I guess it’s fairly obvious, but if you are used to thinking about specific subjects, then you’ll find it easier to navigate the issues. What is less obvious is that this is the yin of a consultant’s value-add; the yang being their specialist knowledge.
I have two concrete examples for you. This little cutie-pie is a stray we have been calling Teh Blak Kitteh for the last four years. He’d come in, wolf down food, gaze soulfully around the kitchen like a Victorian waif ‘oo knows all this warmf an’ lovliness ain’t fer the loikes of ‘er, and then disappear off into the night. He’d run away immediately if I stood up. Poor little blak kitteh.
Anyhoo, a fortnight ago he hobbled into the kitchen unable to put his visibly swollen back leg to the ground. This was the point where – if I was used to the subject of how to deal with injured strays – I would have called one of the rescue organisations. Instead I dithered for a week or so before calling the RSPCA who lent me a trap. I didn’t even know there were such things as cat-traps, though it’s pretty obvious really. And that’s my point. Animal welfare isn’t my area so I made an elementary mistake and left it a week, and as a result he ended up with septic arthritis and permanent damage to the joints.
My second example is – quite literally – more concrete. The parents of a friend bought a house as an investment property and it’s been like a painful episode of Property Ladder without the pleasure of Sarah Beany. The house is irredeemably damp and had no heating, it has an eye-wateringly small kitchen and you have to walk through one of the bedrooms to get to the bathroom. They’ve agonised about these problems and come up with solutions that have made things worse not better, like buying the house in the first place. They aren’t stupid, just inexperienced: they’ve never actually owned a house before let alone sold one.

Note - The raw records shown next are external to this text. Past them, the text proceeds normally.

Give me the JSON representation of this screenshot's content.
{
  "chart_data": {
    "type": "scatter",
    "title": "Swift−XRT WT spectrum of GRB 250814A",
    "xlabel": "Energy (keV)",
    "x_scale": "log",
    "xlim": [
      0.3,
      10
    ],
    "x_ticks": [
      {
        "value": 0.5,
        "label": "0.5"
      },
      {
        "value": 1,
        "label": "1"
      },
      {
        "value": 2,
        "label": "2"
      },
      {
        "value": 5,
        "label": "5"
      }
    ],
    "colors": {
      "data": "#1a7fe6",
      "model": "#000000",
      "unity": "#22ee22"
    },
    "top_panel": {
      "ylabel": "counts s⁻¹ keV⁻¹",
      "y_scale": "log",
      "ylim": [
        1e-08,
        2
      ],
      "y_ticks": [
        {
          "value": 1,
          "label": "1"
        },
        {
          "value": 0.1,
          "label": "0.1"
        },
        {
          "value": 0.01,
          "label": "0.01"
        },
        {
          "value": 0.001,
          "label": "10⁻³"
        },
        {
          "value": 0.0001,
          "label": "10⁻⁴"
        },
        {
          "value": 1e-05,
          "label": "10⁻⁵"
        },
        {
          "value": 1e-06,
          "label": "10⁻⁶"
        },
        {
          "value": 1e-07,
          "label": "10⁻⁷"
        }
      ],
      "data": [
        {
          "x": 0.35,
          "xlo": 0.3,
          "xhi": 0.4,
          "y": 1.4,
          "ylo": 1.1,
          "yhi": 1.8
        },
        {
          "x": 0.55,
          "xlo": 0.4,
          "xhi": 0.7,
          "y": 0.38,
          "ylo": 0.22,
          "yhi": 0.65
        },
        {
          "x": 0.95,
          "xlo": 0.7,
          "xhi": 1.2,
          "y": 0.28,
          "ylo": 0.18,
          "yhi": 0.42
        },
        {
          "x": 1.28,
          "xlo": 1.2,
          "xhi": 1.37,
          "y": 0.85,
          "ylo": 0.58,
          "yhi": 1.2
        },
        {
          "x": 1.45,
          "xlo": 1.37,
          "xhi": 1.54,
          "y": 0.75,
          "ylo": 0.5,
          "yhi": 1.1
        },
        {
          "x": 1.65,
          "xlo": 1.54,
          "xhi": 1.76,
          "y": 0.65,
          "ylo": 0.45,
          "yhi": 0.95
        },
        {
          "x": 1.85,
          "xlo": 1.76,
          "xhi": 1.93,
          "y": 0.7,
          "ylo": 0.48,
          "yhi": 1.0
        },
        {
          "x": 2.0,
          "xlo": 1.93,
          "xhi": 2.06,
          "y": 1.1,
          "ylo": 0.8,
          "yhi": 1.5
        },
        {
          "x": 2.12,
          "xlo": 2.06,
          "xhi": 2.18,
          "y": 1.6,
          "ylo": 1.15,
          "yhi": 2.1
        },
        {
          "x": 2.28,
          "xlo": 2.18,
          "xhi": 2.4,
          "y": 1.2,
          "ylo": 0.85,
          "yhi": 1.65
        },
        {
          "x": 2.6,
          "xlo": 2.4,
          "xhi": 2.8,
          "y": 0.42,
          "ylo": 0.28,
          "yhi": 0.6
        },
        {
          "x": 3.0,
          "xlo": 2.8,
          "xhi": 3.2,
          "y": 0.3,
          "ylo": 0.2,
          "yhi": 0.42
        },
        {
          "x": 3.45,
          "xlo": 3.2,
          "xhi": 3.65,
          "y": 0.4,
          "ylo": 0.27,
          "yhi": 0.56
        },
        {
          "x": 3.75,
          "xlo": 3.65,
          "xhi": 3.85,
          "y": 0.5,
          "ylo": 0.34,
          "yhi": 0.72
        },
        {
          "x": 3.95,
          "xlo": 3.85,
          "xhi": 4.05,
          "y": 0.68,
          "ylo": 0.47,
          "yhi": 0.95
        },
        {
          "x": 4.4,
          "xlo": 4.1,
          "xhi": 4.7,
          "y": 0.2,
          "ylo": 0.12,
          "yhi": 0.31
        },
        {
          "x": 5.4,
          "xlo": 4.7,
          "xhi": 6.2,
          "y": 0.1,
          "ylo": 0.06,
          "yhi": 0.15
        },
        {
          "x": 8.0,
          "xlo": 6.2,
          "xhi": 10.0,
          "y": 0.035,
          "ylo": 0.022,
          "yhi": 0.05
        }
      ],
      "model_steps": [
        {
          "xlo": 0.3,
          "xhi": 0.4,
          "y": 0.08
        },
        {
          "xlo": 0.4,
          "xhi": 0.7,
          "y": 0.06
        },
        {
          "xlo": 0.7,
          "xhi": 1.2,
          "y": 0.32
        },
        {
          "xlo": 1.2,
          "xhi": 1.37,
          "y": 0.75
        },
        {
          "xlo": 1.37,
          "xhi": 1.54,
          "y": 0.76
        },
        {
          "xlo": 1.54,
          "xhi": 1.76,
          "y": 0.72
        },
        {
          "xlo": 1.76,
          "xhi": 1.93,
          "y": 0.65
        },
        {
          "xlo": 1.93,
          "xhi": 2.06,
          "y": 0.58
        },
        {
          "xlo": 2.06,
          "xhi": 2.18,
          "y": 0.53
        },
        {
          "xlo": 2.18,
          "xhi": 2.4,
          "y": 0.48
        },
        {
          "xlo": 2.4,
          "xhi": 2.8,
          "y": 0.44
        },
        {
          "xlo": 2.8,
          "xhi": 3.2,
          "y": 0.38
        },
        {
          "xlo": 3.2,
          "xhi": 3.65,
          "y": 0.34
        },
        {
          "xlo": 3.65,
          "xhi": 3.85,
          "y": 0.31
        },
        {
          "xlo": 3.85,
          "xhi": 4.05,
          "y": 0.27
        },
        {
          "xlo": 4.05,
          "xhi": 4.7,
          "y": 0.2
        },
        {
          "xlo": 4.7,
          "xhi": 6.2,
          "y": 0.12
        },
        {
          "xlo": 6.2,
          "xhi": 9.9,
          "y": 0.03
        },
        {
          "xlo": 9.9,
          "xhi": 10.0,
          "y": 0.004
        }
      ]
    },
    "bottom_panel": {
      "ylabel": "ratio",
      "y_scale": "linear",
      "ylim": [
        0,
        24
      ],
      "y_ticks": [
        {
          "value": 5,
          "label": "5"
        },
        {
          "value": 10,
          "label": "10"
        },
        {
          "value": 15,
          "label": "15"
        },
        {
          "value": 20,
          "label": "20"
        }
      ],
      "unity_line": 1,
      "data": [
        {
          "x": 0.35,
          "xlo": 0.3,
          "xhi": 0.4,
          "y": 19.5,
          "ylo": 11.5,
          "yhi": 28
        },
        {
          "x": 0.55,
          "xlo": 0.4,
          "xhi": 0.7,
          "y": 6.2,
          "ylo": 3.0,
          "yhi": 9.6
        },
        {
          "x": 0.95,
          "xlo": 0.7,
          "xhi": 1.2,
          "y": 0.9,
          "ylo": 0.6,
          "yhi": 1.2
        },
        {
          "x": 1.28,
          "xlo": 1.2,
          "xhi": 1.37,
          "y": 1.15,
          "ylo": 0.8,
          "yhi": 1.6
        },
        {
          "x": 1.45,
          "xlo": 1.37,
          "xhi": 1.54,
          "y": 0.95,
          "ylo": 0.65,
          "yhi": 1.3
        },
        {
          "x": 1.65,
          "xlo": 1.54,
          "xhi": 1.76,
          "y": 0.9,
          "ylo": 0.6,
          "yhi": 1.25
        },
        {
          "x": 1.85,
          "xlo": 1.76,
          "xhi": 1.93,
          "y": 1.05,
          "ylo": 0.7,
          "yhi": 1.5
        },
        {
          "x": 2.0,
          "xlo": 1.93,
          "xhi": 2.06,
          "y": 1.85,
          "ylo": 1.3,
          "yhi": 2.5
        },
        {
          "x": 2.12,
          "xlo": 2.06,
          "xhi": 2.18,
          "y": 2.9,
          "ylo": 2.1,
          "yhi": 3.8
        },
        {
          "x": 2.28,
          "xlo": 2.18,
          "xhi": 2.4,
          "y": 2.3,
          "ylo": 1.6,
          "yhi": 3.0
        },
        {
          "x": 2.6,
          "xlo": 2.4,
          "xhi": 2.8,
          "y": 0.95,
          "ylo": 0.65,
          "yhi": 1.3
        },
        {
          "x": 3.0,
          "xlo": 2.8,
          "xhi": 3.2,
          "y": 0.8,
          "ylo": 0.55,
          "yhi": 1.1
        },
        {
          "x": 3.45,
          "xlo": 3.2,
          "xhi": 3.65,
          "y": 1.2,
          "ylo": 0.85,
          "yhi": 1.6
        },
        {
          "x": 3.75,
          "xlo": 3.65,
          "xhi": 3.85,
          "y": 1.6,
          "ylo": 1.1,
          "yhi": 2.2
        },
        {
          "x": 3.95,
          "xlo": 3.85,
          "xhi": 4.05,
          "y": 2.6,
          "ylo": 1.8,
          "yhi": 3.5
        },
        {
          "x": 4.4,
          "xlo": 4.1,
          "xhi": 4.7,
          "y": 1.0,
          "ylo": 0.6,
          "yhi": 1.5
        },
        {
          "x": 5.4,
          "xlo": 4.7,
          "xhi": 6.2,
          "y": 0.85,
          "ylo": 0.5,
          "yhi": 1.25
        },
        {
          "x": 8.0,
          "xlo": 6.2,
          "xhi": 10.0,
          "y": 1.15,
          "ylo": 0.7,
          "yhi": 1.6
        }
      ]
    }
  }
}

It’s annoying when you hire consultants to end up paying for common sense (don’t ignore the problem, call the RSPCA; don’t install electric storage heaters against the interior walls, install gas central heating with radiators under the windows). But common sense isn’t that common really, and if it’s not your area you won’t be familiar with the issues and how they affect each other. You do need advice, and there’s no shame there.
Teh Blak Kitteh, incidentally, is doing fabulously. I took him to the local vet myself rather than entrusting him to the RSPCA and he spends his days sleeping, flirting with the nurses and gulping down food mixed with meds. He goes to a new home with some very patient friends later this week.